Aramızdan biri, bana benim analizimi yaptı ve aynen şöyle dedi:

“Evet Yonca hata sende. Sen iyisin ve herkese şans veriyorsun; ama onlar senin gibi değil. Üstelik sende şans bol keseden var, sağa sola dağıtıyorsun.

Sen kazık yediğin insanı bile affetme potansiyeli taşıyorsun yahu! Evet, ‘hayatta herkes ikinci bir şans hak eder’ diye bir klişe var. Ama aslında yanlış! ‘Hak edene ikinci şansı vereceksin’ olmalıydı.

Sana kazık atanın hiçbir şey için çabalamasına da gerek yok hem. Sen onun adına haklı bahaneler uyduruyorsun.”

Duyunca bir tuhaf oldum bunları. Içimden ağlamak geldi hatta.

Ağladım da azıcık çaktırmadan zaten. “Hak edene” ikinci şansı vermek... Ne de anlamlı aslında...

Bir insanın etrafında kesin ona çatır çatır doğruları söyleyen birileri olmalı.

Benim var. Çok şükür var. Var da hani ben ne kadar laf dinleyebiliyorum işte ondan emin değilim.

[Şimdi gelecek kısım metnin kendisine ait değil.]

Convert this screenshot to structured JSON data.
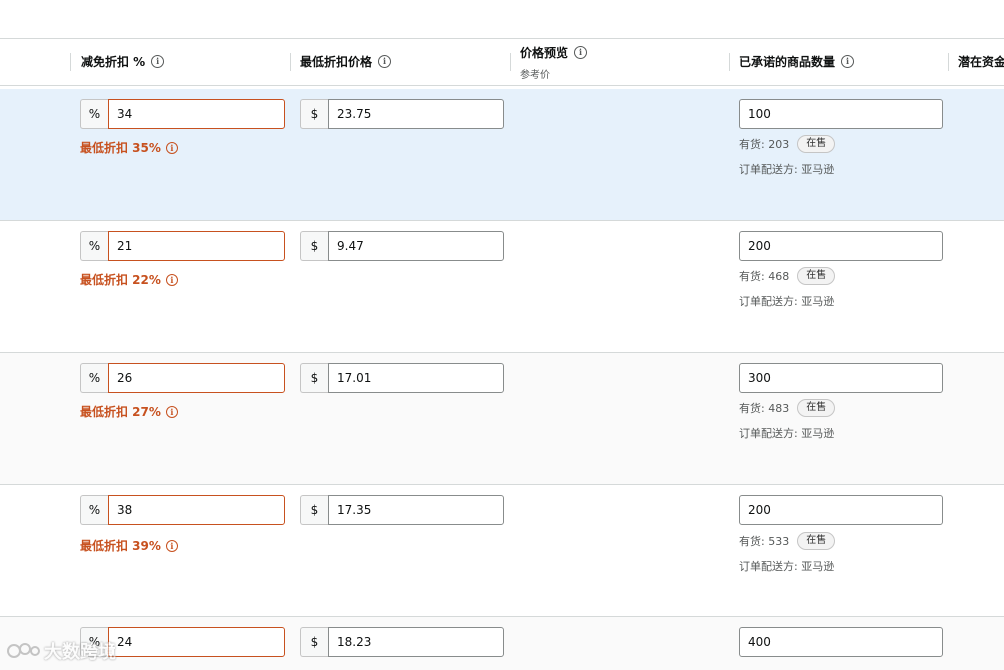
{
  "header": {
    "col_discount": "减免折扣 %",
    "col_min_price": "最低折扣价格",
    "col_preview": "价格预览",
    "col_preview_sub": "参考价",
    "col_qty": "已承诺的商品数量",
    "col_funds": "潜在资金"
  },
  "rows": [
    {
      "percent_prefix": "%",
      "discount": "34",
      "currency": "$",
      "price": "23.75",
      "error": "最低折扣 35%",
      "qty": "100",
      "stock": "有货: 203",
      "badge": "在售",
      "ship": "订单配送方: 亚马逊"
    },
    {
      "percent_prefix": "%",
      "discount": "21",
      "currency": "$",
      "price": "9.47",
      "error": "最低折扣 22%",
      "qty": "200",
      "stock": "有货: 468",
      "badge": "在售",
      "ship": "订单配送方: 亚马逊"
    },
    {
      "percent_prefix": "%",
      "discount": "26",
      "currency": "$",
      "price": "17.01",
      "error": "最低折扣 27%",
      "qty": "300",
      "stock": "有货: 483",
      "badge": "在售",
      "ship": "订单配送方: 亚马逊"
    },
    {
      "percent_prefix": "%",
      "discount": "38",
      "currency": "$",
      "price": "17.35",
      "error": "最低折扣 39%",
      "qty": "200",
      "stock": "有货: 533",
      "badge": "在售",
      "ship": "订单配送方: 亚马逊"
    },
    {
      "percent_prefix": "%",
      "discount": "24",
      "currency": "$",
      "price": "18.23",
      "qty": "400"
    }
  ],
  "icons": {
    "info": "info-icon",
    "error": "error-info-icon"
  },
  "colors": {
    "error": "#c7511f",
    "selected_row": "#e6f1fb",
    "border": "#d5d9d9"
  },
  "watermark": {
    "text": "大数跨境"
  }
}
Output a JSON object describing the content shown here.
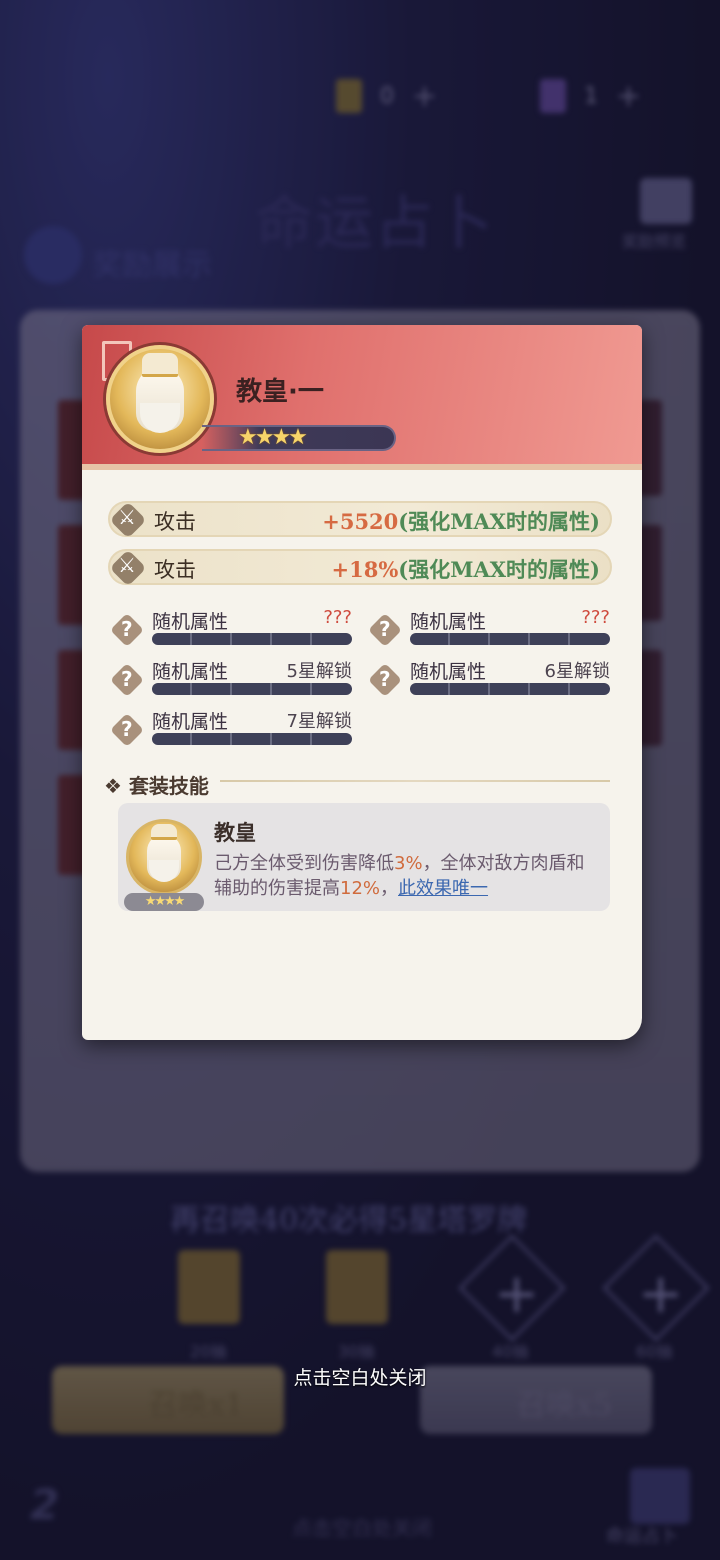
{
  "background": {
    "resource_counts": [
      "0",
      "1"
    ],
    "title": "命运占卜",
    "reward_label": "奖励展示",
    "gift_label": "奖励预览",
    "banner": "再召唤40次必得5星塔罗牌",
    "slot_labels": [
      "20抽",
      "30抽",
      "40抽",
      "60抽"
    ],
    "summon_x1": "召唤x1",
    "summon_x5": "召唤x5",
    "footer_hint": "点击空白处关闭",
    "book_label": "命运占卜"
  },
  "card": {
    "name": "教皇·一",
    "stars": "★★★★",
    "main_stats": [
      {
        "name": "攻击",
        "value": "+5520",
        "suffix": "(强化MAX时的属性)"
      },
      {
        "name": "攻击",
        "value": "+18%",
        "suffix": "(强化MAX时的属性)"
      }
    ],
    "random_attrs": [
      {
        "label": "随机属性",
        "value": "???"
      },
      {
        "label": "随机属性",
        "value": "???"
      },
      {
        "label": "随机属性",
        "value": "5星解锁"
      },
      {
        "label": "随机属性",
        "value": "6星解锁"
      },
      {
        "label": "随机属性",
        "value": "7星解锁"
      }
    ],
    "set_skill": {
      "section_title": "套装技能",
      "name": "教皇",
      "stars": "★★★★",
      "desc_a": "己方全体受到伤害降低",
      "desc_b": "3%",
      "desc_c": "，全体对敌方肉盾和辅助的伤害提高",
      "desc_d": "12%",
      "desc_e": "，",
      "desc_link": "此效果唯一"
    }
  },
  "close_hint": "点击空白处关闭",
  "colors": {
    "header_red": "#c6494a",
    "value_orange": "#d66a42",
    "value_green": "#4f8a56",
    "link_blue": "#3c68b0"
  }
}
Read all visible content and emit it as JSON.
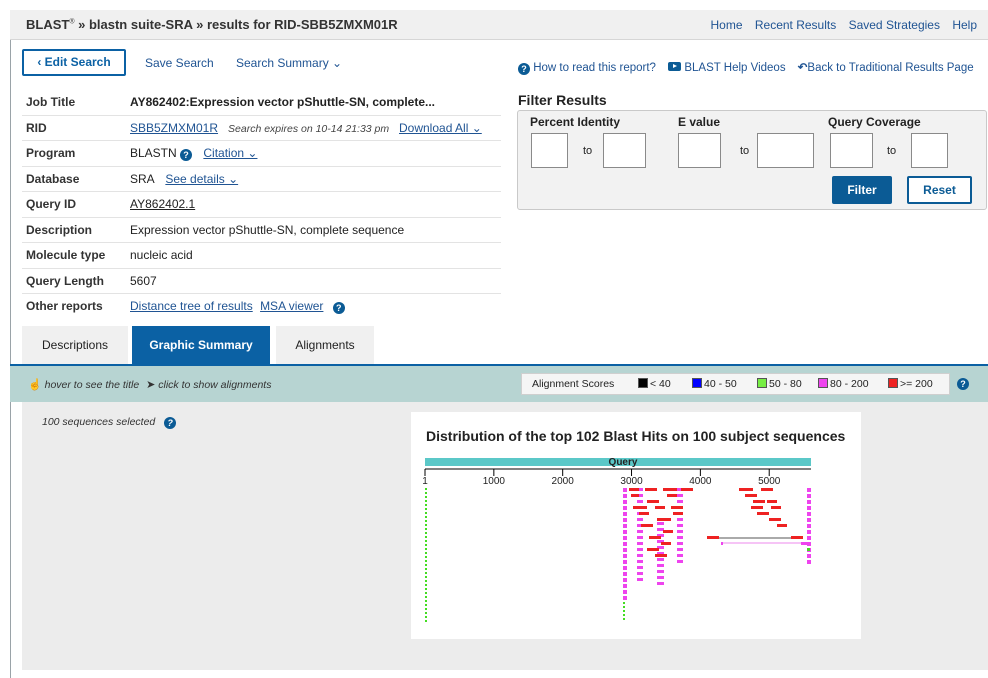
{
  "header": {
    "brand": "BLAST",
    "brand_sup": "®",
    "breadcrumb": " » blastn suite-SRA » results for RID-SBB5ZMXM01R",
    "nav": [
      "Home",
      "Recent Results",
      "Saved Strategies",
      "Help"
    ]
  },
  "actions": {
    "edit_search": "‹ Edit Search",
    "save_search": "Save Search",
    "search_summary": "Search Summary ⌄",
    "how_to_read": "How to read this report?",
    "help_videos": "BLAST Help Videos",
    "back_traditional": "Back to Traditional Results Page"
  },
  "job": {
    "title_label": "Job Title",
    "title_value": "AY862402:Expression vector pShuttle-SN, complete...",
    "rid_label": "RID",
    "rid_value": "SBB5ZMXM01R",
    "rid_expires": "Search expires on 10-14 21:33 pm",
    "download_all": "Download All ⌄",
    "program_label": "Program",
    "program_value": "BLASTN",
    "citation": "Citation ⌄",
    "database_label": "Database",
    "database_value": "SRA",
    "see_details": "See details ⌄",
    "query_id_label": "Query ID",
    "query_id_value": "AY862402.1",
    "description_label": "Description",
    "description_value": "Expression vector pShuttle-SN, complete sequence",
    "molecule_label": "Molecule type",
    "molecule_value": "nucleic acid",
    "length_label": "Query Length",
    "length_value": "5607",
    "other_label": "Other reports",
    "distance_tree": "Distance tree of results",
    "msa_viewer": "MSA viewer"
  },
  "filter": {
    "title": "Filter Results",
    "percent_identity": "Percent Identity",
    "e_value": "E value",
    "query_coverage": "Query Coverage",
    "to": "to",
    "filter_btn": "Filter",
    "reset_btn": "Reset"
  },
  "tabs": [
    "Descriptions",
    "Graphic Summary",
    "Alignments"
  ],
  "active_tab": "Graphic Summary",
  "strip": {
    "hover_hint": "hover to see the title",
    "click_hint": "click to show alignments",
    "legend_title": "Alignment Scores",
    "legend": [
      {
        "label": "< 40",
        "color": "#000000"
      },
      {
        "label": "40 - 50",
        "color": "#0000ff"
      },
      {
        "label": "50 - 80",
        "color": "#77ee44"
      },
      {
        "label": "80 - 200",
        "color": "#ee44ee"
      },
      {
        "label": ">= 200",
        "color": "#ee2222"
      }
    ]
  },
  "graphic": {
    "selected": "100 sequences selected",
    "title": "Distribution of the top 102 Blast Hits on 100 subject sequences",
    "query_label": "Query",
    "query_bar_color": "#5bc8c8",
    "ticks": [
      1,
      1000,
      2000,
      3000,
      4000,
      5000
    ],
    "query_length": 5607
  },
  "colors": {
    "accent": "#0b61a4",
    "strip": "#b7d4d2",
    "hit_red": "#ee2222",
    "hit_magenta": "#ee44ee",
    "hit_green": "#44dd22"
  }
}
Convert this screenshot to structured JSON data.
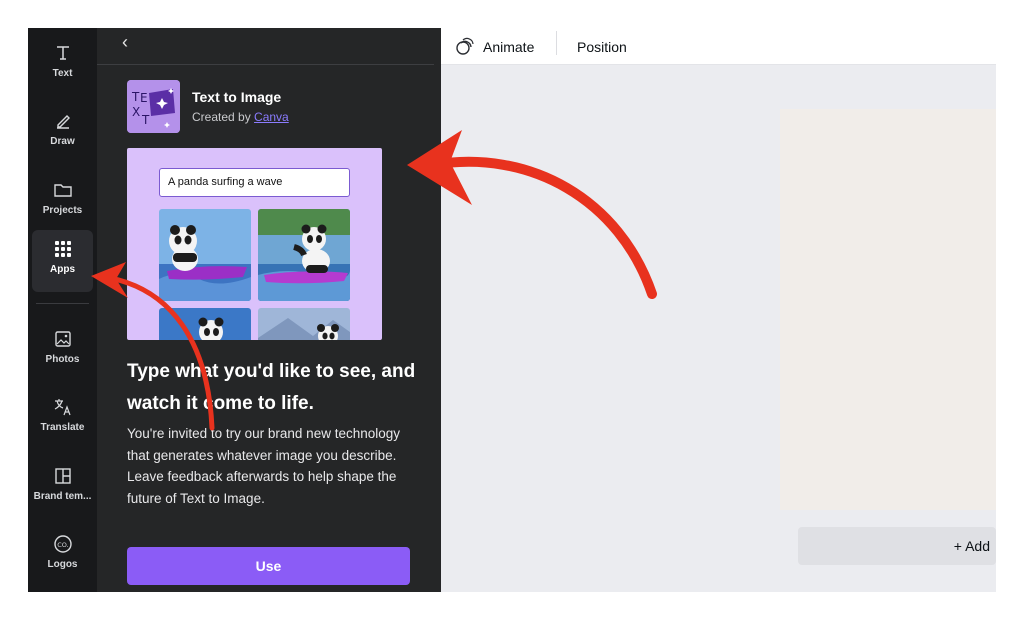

Adam olacağımı da sanmıyorum işin kötüsü. Adam olamıyorum anasını satayım, oooo-laaaa-mıııı-yoooo-rum!

Tam biz bunu tartışırken, Kodumgittigillerden bir diğeri durdu durdu durdu ve esas soruyu patlattı:


“Pardon da kodumcuklar, iyi olmak ne zamandan beri kötü bişey oldu?”

Ve işte o an, hepimizin dili tutuk ve gönlü titrek kaldı...

Cevabını bulup da veremedik iyi mi?

Olay bizi aştı.


Yonca
“saftirik”

 

Okura soru

 
“Nasıl kazık yenmez? Yenen kazık nasıl sindirilir? Sindirilen kazık üzerine nasıl hiçbir şey olmamış gibi hayat devam ettirilir?” konularında varsa bildikleriniz, öneri ve merhem-leriniz, yollayın bana.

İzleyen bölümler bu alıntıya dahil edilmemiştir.